« Quoi ? ce départ si peu prévu serait une infidélité de Dom Juan ? Il pourrait faire cette injure aux chastes feux de Done Elvire ? »

Couverture Dom Juan

Ah, ce Dom Juan, quel personnage ! Coureur de jupons, aussitôt qu’il épouse Done Elvire, il part conquérir le cœur d’une autre femme.

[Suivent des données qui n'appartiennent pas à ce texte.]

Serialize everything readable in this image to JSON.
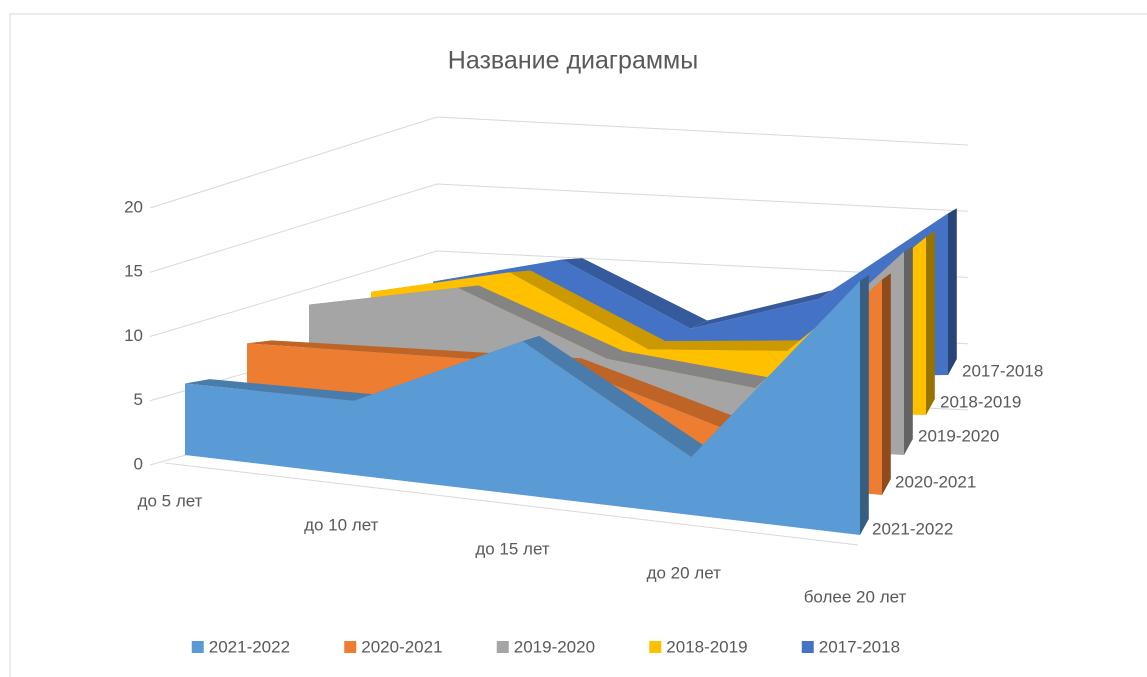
{
  "chart_data": {
    "type": "area",
    "title": "Название диаграммы",
    "categories": [
      "до 5 лет",
      "до 10 лет",
      "до 15 лет",
      "до 20 лет",
      "более 20 лет"
    ],
    "series": [
      {
        "name": "2021-2022",
        "color": "#5b9bd5",
        "values": [
          5.5,
          5.5,
          11,
          4,
          17
        ]
      },
      {
        "name": "2020-2021",
        "color": "#ed7d31",
        "values": [
          8,
          8,
          8,
          4,
          16
        ]
      },
      {
        "name": "2019-2020",
        "color": "#a5a5a5",
        "values": [
          11,
          13,
          7,
          5,
          17
        ]
      },
      {
        "name": "2018-2019",
        "color": "#ffc000",
        "values": [
          12,
          14,
          6,
          6,
          17
        ]
      },
      {
        "name": "2017-2018",
        "color": "#4472c4",
        "values": [
          13,
          15,
          6,
          9,
          18
        ]
      }
    ],
    "ylim": [
      0,
      20
    ],
    "yticks": [
      0,
      5,
      10,
      15,
      20
    ],
    "grid": true,
    "legend": "bottom"
  }
}
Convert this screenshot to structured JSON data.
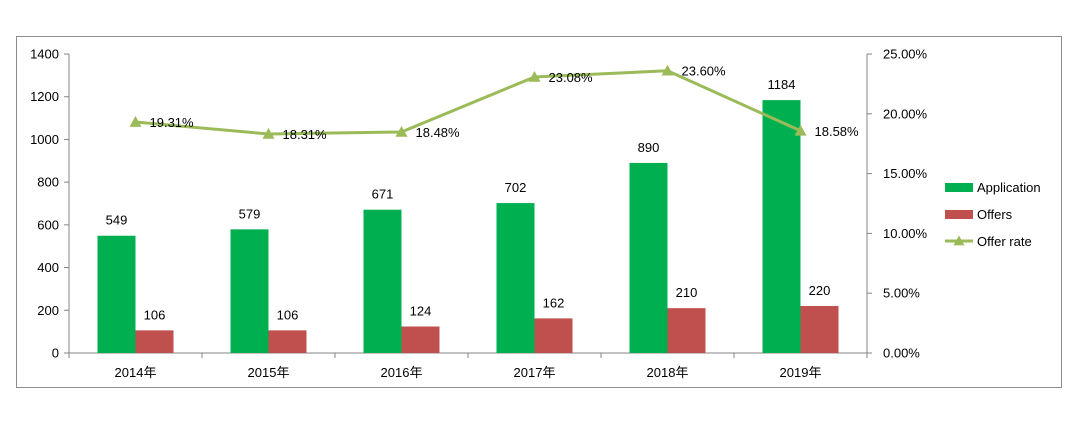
{
  "chart_data": {
    "type": "bar",
    "categories": [
      "2014年",
      "2015年",
      "2016年",
      "2017年",
      "2018年",
      "2019年"
    ],
    "series": [
      {
        "name": "Application",
        "type": "bar",
        "axis": "left",
        "color": "#00b050",
        "values": [
          549,
          579,
          671,
          702,
          890,
          1184
        ],
        "labels": [
          "549",
          "579",
          "671",
          "702",
          "890",
          "1184"
        ]
      },
      {
        "name": "Offers",
        "type": "bar",
        "axis": "left",
        "color": "#c0504d",
        "values": [
          106,
          106,
          124,
          162,
          210,
          220
        ],
        "labels": [
          "106",
          "106",
          "124",
          "162",
          "210",
          "220"
        ]
      },
      {
        "name": "Offer rate",
        "type": "line",
        "axis": "right",
        "color": "#9bbb59",
        "marker": "triangle",
        "values": [
          19.31,
          18.31,
          18.48,
          23.08,
          23.6,
          18.58
        ],
        "labels": [
          "19.31%",
          "18.31%",
          "18.48%",
          "23.08%",
          "23.60%",
          "18.58%"
        ]
      }
    ],
    "title": "",
    "xlabel": "",
    "ylabel": "",
    "ylim": [
      0,
      1400
    ],
    "y_ticks": [
      "0",
      "200",
      "400",
      "600",
      "800",
      "1000",
      "1200",
      "1400"
    ],
    "y2lim": [
      0,
      25
    ],
    "y2_ticks": [
      "0.00%",
      "5.00%",
      "10.00%",
      "15.00%",
      "20.00%",
      "25.00%"
    ],
    "grid": false,
    "legend": "right"
  }
}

Sganarelle, son serviteur, tente de le convaincre qu’il s’agit là d’une erreur, mais en vain ; il faut dire qu’il a quelque peu peur de froisser son maître, et se contente donc de quelques remarques et actions qui ne vont pas aussi loin qu’il le souhaiterait.

Si le libertinage de Dom Juan, accompagné de son envie de liberté, peuvent prêter à sourire, grâce aux touches d’humour dispersées dans les dialogues, il est sujet à de nombreux questionnements : jusqu’où aller, où s’achève notre liberté, qu’en est-il de l’honnêteté ? Dom Juan est un personnage que l’on pourrait considérer comme un goujat ; et s’il avance des arguments intéressants, il est tout de même un homme cruel. Il représente plutôt bien celui que l’on adore détester. 

Dom Juan est une pièce courte, et qui cependant aborde de nombreux thèmes, outre ceux cités plus haut. On nous parle aussi de religion (il faut dire que Dom Juan a sorti Done Elvire du couvent pour l’épouser…), de différences entre athées et chrétiens, qui mènent à un passage quelque peu étrange et surréaliste. Il y a aussi toute cette hypocrisie ambiante, représentée par de nombreux personnages, ainsi que des questionnements sur la société, des représentations de débats qui étaient au centre de celle-ci.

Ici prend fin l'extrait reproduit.